The ruling “made it crystal clear that any attempt to ban trans women and girls from sports is prohibited by our state’s antidiscrimination laws,” said Gabriella Larios with the NYCLU.

The battle began last year with Nassau County Executive Bruce Blakeman’s unilateral decision to bar the county’s parks department from issuing permits to women’s and girls’ sports teams that include transgender athletes.

“They have a competitive advantage,” the Republican official said, referring to transgender athletes. “It’s unfair, and it’s also unsafe.”

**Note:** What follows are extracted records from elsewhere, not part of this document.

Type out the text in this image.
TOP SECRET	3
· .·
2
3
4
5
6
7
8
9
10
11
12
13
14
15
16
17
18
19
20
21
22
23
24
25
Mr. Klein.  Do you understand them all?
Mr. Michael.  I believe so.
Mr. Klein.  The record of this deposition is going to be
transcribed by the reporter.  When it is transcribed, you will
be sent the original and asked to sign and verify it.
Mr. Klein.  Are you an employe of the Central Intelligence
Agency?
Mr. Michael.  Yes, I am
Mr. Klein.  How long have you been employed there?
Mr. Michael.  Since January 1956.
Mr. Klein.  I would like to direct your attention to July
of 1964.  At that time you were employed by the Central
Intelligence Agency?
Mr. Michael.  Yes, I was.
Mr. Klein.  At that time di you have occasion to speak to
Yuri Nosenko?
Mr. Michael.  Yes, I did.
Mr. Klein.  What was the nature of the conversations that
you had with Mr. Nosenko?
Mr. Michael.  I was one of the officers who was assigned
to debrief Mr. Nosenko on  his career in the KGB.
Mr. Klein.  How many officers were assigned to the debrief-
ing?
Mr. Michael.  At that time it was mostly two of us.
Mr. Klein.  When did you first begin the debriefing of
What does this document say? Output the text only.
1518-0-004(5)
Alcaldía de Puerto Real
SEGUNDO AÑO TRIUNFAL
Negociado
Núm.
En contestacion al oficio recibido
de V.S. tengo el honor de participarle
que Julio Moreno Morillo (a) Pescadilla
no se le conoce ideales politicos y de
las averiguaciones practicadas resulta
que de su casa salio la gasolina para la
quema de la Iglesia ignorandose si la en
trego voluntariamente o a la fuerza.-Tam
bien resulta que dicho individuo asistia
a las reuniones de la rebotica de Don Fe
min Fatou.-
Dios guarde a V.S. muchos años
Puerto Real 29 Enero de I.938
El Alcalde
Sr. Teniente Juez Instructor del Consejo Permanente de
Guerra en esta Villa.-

New York Attorney General Letitia James issued a cease-and-desist order to Blakeman, saying, “Pernicious discrimination such as this is precisely what New York’s Human and Civil Rights Laws proscribe.” She gave the executive a week to repeal the law before she would initiate legal action.

Instead, Blakeman filed a federal lawsuit asking the court to decide whether or not the ordinance passes legal muster — an effort to delay repealing the mandate.

A New York judge ruled in May that Blakeman “acted beyond the scope of his authority” in issuing the order and overturned it.

The county’s Republican-controlled legislature responded by passing a local law to enshrine the ban, prompting the latest round of litigation, including a challenge to the new law by the Roller Rebels.